Assumption Underlying Direct Control System

ASSUMPTION UNDERLYING DIRECT CONTROL SYSTEM

Some of the assumptions of direct control system, which are often criticized, are described below:

(i) Assumption that performance can be measured

Once major assumption underlying direct control system is that performance can be measured. Factors like inputs, output, cost, price, time etc. can be measured. However, there are factors which vitally affect an organization’s success but which are qualitative in nature and cannot be measured e.g. potential of managers to develop, effectiveness of research, creativity of manpower, soundness of managerial decisions etc. Hence, direct controls are lop sided in nature.

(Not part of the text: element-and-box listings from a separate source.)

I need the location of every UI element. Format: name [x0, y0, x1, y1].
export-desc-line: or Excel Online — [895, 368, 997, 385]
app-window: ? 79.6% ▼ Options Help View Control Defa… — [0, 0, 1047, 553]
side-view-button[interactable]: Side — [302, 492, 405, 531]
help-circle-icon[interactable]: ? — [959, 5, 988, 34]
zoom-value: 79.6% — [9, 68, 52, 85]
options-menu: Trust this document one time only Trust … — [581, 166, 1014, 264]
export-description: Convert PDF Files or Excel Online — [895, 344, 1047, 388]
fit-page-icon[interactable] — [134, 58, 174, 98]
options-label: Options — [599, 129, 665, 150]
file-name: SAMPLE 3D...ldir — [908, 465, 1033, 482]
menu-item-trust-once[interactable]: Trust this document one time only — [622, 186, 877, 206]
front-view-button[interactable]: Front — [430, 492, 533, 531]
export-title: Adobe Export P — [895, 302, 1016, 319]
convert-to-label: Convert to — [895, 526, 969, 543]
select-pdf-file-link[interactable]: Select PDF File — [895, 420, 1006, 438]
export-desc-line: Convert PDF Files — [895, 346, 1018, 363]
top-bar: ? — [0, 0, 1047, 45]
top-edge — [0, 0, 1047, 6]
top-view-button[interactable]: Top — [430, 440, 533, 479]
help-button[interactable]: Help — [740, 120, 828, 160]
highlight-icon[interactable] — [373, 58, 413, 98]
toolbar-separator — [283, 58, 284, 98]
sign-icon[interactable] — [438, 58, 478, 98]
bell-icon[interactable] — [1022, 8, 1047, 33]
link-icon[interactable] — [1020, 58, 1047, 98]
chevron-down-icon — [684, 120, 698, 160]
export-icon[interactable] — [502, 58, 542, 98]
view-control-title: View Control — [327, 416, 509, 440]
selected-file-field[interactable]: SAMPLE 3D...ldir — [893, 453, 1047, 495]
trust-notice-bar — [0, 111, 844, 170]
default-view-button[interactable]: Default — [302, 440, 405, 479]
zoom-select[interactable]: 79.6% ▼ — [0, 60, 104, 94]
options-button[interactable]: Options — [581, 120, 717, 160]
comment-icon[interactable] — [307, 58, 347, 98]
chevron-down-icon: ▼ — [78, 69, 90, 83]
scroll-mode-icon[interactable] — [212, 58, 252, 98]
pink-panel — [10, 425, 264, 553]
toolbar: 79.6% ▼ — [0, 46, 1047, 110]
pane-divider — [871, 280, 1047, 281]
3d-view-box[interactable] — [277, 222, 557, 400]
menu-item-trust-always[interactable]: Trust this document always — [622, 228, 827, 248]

(ii) Assumption that personal responsibility exists for deviations

Sometimes this assumption is valid; sometimes it fails. For example, no manager is responsible for .undesirable deviations caused by uncertainties of external environment e.g. increase in interest rates, scarcity of a particular fuel, obsolescence of existing technology etc.

(iii) Assumption that cost of investigation in terms of time, efforts, money etc. isĀ justified

It takes time and efforts to undertake an analysis of deviations. In direct control system which is based on feedback analysis; recalling facts may be difficult as time has passed. In most of the cases, the cost of investigation into causes of deviations may exceed the benefit, likely to arise, from the controlling exercise.

(iv) Assumption that mistakes can be discovered in time

Discovery of deviations from plan may often come too late for effective corrective action. Much information for control purposes depends on historical data – which are available to managers quite late; and then managers take time to interpret the data. As such, true control can be applied only to future actions; not current actions.

(v) Assumption that the person responsible will take corrective steps

Fixing responsibility for deviations may not lead to corrective action; when the manager involved is one of height-ups in the organization. Subordinate manager dare not ask their superiors to correct themselves; to whom they report for their own performance.